I recently noticed VMware's (second) free hypervisor, a commentary by Gordon Haff of CNET (one of ZDnet's sister companies). He offered an interesting analysis of VMware's recent move to make it's embedded ESX Server available at no charge starting on July 28. I'd like to add a few thoughts of my own to the discussion.
It's been pretty clear that virtual machine software was on a trajectory to become just another operating environment function for industry standard systems. The inclusion of Xen in Linux was the beginning of this trend. When VMware offered its VMware player at no charge, it was clear that eventually the game of charging a premium price just for the capability of hosting virtual clients or virtual servers was coming to an end. Since that time KVM has become part of the Linux Kernel, Microsoft has released Hyper-V bundled with Windows.

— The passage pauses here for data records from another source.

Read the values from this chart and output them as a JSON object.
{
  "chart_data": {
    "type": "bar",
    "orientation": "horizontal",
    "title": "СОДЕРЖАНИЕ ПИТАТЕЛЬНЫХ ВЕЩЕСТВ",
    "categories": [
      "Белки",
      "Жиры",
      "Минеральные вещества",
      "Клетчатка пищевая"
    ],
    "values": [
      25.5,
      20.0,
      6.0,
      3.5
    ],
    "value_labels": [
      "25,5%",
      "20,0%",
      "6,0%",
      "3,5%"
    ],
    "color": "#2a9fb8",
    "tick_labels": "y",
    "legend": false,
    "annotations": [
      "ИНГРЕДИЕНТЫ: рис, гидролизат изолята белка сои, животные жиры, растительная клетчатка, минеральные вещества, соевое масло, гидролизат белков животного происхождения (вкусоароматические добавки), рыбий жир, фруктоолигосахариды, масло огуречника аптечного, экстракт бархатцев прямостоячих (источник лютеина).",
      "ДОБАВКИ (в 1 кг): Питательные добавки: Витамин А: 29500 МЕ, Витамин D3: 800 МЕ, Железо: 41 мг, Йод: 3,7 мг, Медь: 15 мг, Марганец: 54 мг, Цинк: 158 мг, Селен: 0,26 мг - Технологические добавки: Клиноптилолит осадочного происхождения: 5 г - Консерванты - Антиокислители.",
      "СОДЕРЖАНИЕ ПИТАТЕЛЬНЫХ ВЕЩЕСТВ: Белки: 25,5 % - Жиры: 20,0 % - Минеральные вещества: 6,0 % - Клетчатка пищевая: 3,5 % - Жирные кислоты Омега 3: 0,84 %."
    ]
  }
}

The key question now is how are these players going to continue to pay for the research and development necessary to keep their products competitive. Xen and KVM have strong communities that do a lot to keep the technology fresh. Citrix can rely on the Xen community and also has successful virtual access and virtual application technology. Microsoft can fund Hyper-V development using revenues obtained from the sales of its operating systems. VMware faces a bit of a challenge as moves from it is used to being able to charge a premium price for many of its products to finding revenue elsewhere.
I suspect that suppliers such as VMware, Virtual Iron and Parallels will increasingly look to management software, orchestration software, and extended versions of their virtual machine offering that will support more processors, larger memory or the like for their revenue.
Where do you think the major players' revenue growth is likely to be found?